When I met CO in a secret alleyway where no one could find us, when I held her in my arms and gave her a kiss, when she told me that she loved me and was proud of the progress I was making, I said, “Baby, everything’s changing now. Everything’s changing for the better. This here is the best day of my life.”

THE WORST DAY

OF MY LIFE

When my dreams start getting crazy, I start to worry.

I’m not saying I can see the future. I can’t. But I pick up vibes and those vibes creep into my sleep.

For weeks my sleep was disturbed. I was dreaming of bad shit. Can’t remember it all, but it had something to do with knifings and shootings. Crews were being ambushed and sprayed.
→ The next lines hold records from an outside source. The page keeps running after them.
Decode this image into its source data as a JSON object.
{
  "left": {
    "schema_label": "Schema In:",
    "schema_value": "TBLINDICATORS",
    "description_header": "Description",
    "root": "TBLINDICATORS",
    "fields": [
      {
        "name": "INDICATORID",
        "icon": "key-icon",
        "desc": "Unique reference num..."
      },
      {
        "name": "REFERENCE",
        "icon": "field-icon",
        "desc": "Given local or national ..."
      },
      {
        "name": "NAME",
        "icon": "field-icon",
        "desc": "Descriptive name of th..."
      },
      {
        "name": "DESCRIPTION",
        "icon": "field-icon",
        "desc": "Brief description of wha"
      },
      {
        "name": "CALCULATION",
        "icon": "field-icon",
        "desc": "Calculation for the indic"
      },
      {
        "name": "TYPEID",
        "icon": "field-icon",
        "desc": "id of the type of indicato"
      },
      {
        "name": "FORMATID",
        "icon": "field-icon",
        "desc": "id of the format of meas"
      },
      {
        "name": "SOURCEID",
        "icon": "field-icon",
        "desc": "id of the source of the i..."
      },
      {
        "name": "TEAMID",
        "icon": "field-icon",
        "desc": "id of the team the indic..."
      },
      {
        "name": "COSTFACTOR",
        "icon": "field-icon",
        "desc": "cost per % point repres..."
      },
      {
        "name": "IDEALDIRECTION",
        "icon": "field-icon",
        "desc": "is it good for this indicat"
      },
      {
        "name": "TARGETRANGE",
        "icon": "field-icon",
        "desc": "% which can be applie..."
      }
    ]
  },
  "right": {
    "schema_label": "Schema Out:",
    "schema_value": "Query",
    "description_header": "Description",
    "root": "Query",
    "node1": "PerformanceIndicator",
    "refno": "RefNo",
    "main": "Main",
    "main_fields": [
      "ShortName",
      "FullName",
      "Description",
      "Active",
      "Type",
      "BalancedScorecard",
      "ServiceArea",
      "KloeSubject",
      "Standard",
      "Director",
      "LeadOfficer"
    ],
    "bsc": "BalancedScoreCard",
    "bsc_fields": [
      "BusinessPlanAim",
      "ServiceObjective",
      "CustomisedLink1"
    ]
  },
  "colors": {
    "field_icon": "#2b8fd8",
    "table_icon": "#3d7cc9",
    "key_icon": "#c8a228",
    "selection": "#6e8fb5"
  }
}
Then there were storms, hurricanes, tidal waves, and tornadoes blowing through the neighborhood and wiping out everything in their path.

I’d wake up sweating. Wake up wondering. Wake up with this bad feeling in the pit of my stomach.

Oh, well. There was work to do. I was on the cleanup patrol in the yard. I had my books to read and my lessons to learn. I had to keep my nose clean and stay outta trouble. I couldn’t think of the other twenty or twenty-four months I had to go, just sitting in Grandma’s House. I had to get up and do things to make the time pass. I had to live the life of the Cut.

And I did.

I’d see bitches about to get in a fight, and I’d avoid them.

Bitches might threaten me. I’d ignore them too. I couldn’t be provoked into a fight. Had no reason to fight. Had every reason to keep moving up.

So where were these dreams coming from?

In one, I’m walking through an open field and bombs are dropping on my head.

In another, a pack of wolves are chasing me down.

I’m drowning in the ocean and I’m being pushed out of a skyscraper.

I wake up with a headache, every single day.

The headaches get worse. Aspirin don’t help. Advil don’t help. The Cut has a pretty good doctor, but she says there ain’t nothing wrong with me. She says everyone in jail gets headaches.